The LUCID detector designed by the Langton school.

Take a school with the declared aim of ‘providing learning experiences which are enjoyable, stimulating and challenging and which encourage critical and innovative thinking’. Add to that a motivated teacher who wants to put it into practice and you have the perfect seeds for growing a new generation of young researchers.

Becky Parker came to CERN in 2007. She observed how cutting-edge research is done here and decided to export it to her school. However, she didn’t just go back to school and make a presentation to her students explaining how CERN works; instead, she took a real detector and started a real research programme with her class.

This is all happening in the UK, not far from Canterbury, the city famous for its cathedral. What these students and their teachers are doing is no less challenging than the construction of a cathedral: they want to change the whole philosophy behind education. Rather than teaching and learning what others have done in the past, they want to MAKE science and directly contribute to real research.

Medipix proved to be a perfect solution for Becky’s revolutionary plans: the technology was easily obtainable from CERN, immediately re-usable and relatively simple to handle for the students. “I visited the Medipix laboratory during one of my visits to CERN”, recollects Becky. “I immediately started thinking of possible ways of using it in my school. Michael Campbell, who is the spokesperson for the Medipix collaboration, had already thought that the Timpepix chips could have a number of uses in school”. For Becky’s students the Timepix chip became a cosmic-ray detector. “You simply connect it to your computer via a USB box developed at the Institute of Experimental and Applied Physics (IEAP) in Prague, then you install the ‘Pixelman’ software developed for the Medipix collaboration by the IEAP and you're ready to go!”, she explains.

Not surprisingly, the students loved working with current technology from CERN and actively started to network with other schools in the country. “The philosophy is totally exportable to other schools across the UK and Europe. We hope to involve many other schools in the project. Each school will have its own Timepix detector and will have access to the CERN@school website so that students can discuss results with each other and with their teachers”, she says. Thanks to a contribution from the Kent Youth Parliament, another ten schools in Kent have recently been able to acquire the detector chips, the USB box and the laptops needed to participate in the project.

Moreover, Becky’s school is setting up the Langton Star Centre, a facility that includes labs and seminar rooms. “We can now invite other schools to come and visit us. The new infrastructure will make it easy for us to train them and introduce them to our scientific projects”, Becky comments enthusiastically.

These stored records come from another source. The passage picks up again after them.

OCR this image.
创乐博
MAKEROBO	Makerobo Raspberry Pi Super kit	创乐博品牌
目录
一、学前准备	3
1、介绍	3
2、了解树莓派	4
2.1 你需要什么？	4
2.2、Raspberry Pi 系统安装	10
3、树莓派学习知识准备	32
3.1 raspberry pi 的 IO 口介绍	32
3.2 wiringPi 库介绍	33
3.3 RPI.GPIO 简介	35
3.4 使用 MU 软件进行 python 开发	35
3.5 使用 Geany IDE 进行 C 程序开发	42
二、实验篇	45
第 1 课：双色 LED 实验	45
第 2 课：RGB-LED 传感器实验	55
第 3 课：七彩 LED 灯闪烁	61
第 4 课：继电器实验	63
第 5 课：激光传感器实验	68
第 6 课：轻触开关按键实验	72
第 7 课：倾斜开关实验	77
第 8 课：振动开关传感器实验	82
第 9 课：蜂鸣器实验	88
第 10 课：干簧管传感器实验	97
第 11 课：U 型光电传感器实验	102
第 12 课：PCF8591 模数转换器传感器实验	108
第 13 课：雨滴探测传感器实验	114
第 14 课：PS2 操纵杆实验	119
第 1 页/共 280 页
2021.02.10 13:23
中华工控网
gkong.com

In 2008 the Langton Satellite Team were joint winners of a national competition run by the British National Space Centre. They worked in conjunction with Surrey Satellite Technology Ltd to design a small experiment that would fly on board a small satellite in space. “LUCID (Langton Ultimate Cosmic ray Intensity Detector) will use five Timepix detectors, positioned in a sort of matrix to enable a high angle of resolution for cosmic ray detection, with tracking capabilities”, explains Becky. “It will be launched into space in 2011 on board a satellite built by Surrey Satellite Technology Ltd. The data from the satellite will be made available to the schools involved in the project. Together, we will compare the data taken in space with measurements done on Earth”.

Thanks to its innovative approach to science teaching, about 1% of students studying for physics and engineering degrees at UK universities come from the Simon Langton Grammar School. Bravo!